Sur sa lancée de destruction, la pandémie, impitoyable, a fait émerger la myriade d'injustices et d'iniquités qui existent dans l'accès aux soins de santé (en particulier dans l'allocation des ressources de soins intensifs, de plus en plus limitées), la disparité raciale entre les personnes infectées et emportées par le virus et l’impact des déterminants sociaux de la santé. Élargissant l’écart entre les riches et les pauvres, entre la connaissance et la désinformation, la pandémie a clairement exposé l'obsession de posséder, de contrôler et de dominer dans laquelle notre modèle économique est ancré, ainsi que sa totale indifférence envers le bien-être de la plupart des humains comme de notre environnement[2]. Le fait que « quelques personnes très riches, un petit groupe, possèdent plus que tout le reste de l’humanité », comme l’a souligné le pape François lors d'une récente audience générale, « est une injustice qui crie au ciel[3]! »

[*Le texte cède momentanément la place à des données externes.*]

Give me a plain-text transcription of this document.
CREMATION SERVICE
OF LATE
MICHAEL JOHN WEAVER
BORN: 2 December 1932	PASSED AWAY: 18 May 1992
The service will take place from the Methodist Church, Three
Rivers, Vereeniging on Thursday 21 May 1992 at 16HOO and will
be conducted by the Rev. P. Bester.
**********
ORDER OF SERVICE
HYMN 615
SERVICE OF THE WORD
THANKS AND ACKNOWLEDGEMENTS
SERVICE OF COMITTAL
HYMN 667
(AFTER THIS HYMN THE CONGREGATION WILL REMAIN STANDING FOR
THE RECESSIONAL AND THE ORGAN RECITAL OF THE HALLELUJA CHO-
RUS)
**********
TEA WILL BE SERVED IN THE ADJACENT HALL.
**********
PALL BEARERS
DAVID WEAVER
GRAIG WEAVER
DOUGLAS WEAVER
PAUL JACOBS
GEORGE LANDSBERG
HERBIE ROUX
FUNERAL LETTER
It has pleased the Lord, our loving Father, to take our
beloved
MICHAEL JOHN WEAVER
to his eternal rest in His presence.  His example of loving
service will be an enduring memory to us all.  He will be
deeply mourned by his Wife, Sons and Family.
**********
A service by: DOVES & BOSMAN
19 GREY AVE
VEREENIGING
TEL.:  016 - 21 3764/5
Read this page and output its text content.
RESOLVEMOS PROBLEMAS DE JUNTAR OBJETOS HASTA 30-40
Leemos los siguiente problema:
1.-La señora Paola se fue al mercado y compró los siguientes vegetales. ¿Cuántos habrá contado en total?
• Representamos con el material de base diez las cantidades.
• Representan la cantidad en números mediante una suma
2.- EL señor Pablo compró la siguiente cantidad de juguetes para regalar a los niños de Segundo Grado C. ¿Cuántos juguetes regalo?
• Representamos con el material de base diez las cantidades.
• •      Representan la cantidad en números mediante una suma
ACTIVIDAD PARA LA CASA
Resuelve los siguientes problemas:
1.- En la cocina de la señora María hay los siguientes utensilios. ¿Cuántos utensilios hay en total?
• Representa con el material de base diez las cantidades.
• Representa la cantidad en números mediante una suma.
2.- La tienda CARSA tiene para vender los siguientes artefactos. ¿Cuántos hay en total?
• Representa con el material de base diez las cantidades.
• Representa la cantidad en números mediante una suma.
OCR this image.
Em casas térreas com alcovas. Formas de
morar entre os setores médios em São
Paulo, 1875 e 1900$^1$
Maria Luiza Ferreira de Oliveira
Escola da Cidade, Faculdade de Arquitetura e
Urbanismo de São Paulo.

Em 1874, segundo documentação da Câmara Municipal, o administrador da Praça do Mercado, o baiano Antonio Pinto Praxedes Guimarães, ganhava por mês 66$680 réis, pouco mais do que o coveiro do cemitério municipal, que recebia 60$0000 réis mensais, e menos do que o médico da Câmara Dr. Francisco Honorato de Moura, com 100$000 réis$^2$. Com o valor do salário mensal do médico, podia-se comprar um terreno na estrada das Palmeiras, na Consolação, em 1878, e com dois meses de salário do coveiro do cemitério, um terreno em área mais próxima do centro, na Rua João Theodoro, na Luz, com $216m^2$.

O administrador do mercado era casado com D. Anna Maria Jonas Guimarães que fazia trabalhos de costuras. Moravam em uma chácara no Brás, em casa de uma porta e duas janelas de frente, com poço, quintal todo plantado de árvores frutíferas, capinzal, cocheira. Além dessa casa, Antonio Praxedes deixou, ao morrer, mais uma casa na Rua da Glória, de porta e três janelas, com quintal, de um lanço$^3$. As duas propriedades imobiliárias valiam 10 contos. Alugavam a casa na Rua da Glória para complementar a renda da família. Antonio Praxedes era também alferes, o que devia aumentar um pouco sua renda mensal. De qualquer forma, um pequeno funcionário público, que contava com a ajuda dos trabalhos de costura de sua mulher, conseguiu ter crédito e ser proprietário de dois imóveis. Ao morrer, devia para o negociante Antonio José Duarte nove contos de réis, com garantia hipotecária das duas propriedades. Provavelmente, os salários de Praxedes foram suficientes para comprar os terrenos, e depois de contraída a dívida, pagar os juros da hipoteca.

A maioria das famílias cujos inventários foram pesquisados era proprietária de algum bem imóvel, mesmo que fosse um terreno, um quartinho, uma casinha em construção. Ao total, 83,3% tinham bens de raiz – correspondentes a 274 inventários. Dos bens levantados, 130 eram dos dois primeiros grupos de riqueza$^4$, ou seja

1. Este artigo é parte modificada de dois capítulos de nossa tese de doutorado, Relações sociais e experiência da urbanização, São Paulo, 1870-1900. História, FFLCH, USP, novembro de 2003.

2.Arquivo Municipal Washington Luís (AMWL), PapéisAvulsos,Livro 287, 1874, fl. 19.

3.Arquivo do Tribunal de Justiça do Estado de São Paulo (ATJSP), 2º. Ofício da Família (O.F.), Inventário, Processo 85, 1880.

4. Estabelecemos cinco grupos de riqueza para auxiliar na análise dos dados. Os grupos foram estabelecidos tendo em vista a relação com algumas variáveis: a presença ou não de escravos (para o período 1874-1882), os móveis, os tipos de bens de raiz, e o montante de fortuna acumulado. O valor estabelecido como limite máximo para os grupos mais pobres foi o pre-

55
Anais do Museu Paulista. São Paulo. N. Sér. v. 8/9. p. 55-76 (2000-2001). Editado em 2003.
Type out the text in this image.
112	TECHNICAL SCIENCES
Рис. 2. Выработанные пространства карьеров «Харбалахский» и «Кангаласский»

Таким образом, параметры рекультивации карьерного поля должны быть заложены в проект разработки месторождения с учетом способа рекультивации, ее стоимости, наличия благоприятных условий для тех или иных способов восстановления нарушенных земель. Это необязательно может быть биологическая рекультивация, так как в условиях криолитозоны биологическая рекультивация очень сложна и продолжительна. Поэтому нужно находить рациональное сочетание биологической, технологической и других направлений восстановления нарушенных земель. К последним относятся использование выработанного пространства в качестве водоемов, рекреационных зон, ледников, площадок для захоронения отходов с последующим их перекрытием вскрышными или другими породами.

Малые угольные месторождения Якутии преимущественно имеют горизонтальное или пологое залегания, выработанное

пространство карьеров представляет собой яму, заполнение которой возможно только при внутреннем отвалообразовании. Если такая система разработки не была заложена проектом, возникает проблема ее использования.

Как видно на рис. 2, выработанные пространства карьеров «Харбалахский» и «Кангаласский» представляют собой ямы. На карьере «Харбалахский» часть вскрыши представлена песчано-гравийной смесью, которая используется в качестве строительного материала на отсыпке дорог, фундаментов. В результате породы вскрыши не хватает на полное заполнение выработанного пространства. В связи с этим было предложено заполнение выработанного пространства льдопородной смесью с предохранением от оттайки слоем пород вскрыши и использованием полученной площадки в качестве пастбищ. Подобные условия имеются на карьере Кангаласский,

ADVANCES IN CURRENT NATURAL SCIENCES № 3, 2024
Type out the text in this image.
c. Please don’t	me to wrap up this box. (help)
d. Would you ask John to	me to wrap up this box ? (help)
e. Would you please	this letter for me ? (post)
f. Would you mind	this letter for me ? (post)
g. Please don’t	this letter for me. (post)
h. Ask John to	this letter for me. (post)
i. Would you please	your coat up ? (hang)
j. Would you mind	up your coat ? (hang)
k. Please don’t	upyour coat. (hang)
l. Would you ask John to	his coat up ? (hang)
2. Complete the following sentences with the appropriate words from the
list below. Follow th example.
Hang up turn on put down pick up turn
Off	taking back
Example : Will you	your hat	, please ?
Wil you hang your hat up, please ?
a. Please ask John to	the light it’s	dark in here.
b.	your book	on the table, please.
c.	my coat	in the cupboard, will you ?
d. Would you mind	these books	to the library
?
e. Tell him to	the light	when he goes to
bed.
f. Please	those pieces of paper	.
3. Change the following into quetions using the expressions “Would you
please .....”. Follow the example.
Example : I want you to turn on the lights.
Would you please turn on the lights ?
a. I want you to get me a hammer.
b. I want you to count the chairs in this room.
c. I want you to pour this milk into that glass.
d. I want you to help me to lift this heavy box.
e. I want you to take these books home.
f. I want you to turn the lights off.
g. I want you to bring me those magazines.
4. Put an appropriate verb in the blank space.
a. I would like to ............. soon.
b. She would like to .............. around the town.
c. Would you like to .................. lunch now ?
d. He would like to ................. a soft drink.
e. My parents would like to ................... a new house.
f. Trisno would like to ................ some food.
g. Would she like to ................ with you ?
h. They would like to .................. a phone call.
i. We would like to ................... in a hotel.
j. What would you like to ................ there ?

Ce que la pandémie aura également mis en lumière au cours des derniers mois, ce que nous, êtres humains, partageons, mais que notre société — qui associe la fonction et la performance à la dignité et à la valeur — préférerait minimiser, est notre fragilité.

« La fragilité », selon la philosophe Gaëlle Fiasse, « provient d'une tension entre deux traits spécifiques : ce qui est précieux et ce qui est cassable. Elle revient à la possibilité d'une perte, mais elle évoque précisément l'éventualité d'une perte de quelque chose qui suscite l'admiration et le respect. Il n'est dès lors pas étonnant de constater que les réflexions sur la fragilité humaine invitent également à se demander ce qu'est la dignité humaine[4]. »

Sœur de la vulnérabilité, la fragilité invoque des dimensions de la condition humaine qui ont toujours été apparentes à l'ombre de la pandémie : la précarité, l’instabilité, la périssabilité, la faillibilité et l’incapacité. Fiasse rappelle de plus que « la fragilité rend compte de la grandeur de l'humain, de son caractère précieux. La fragilité indique la sensibilité et la vulnérabilité à autrui. Elle invite au risque, à l’audace, à l’engagement plénier et à la coopération avec autrui[5]. »     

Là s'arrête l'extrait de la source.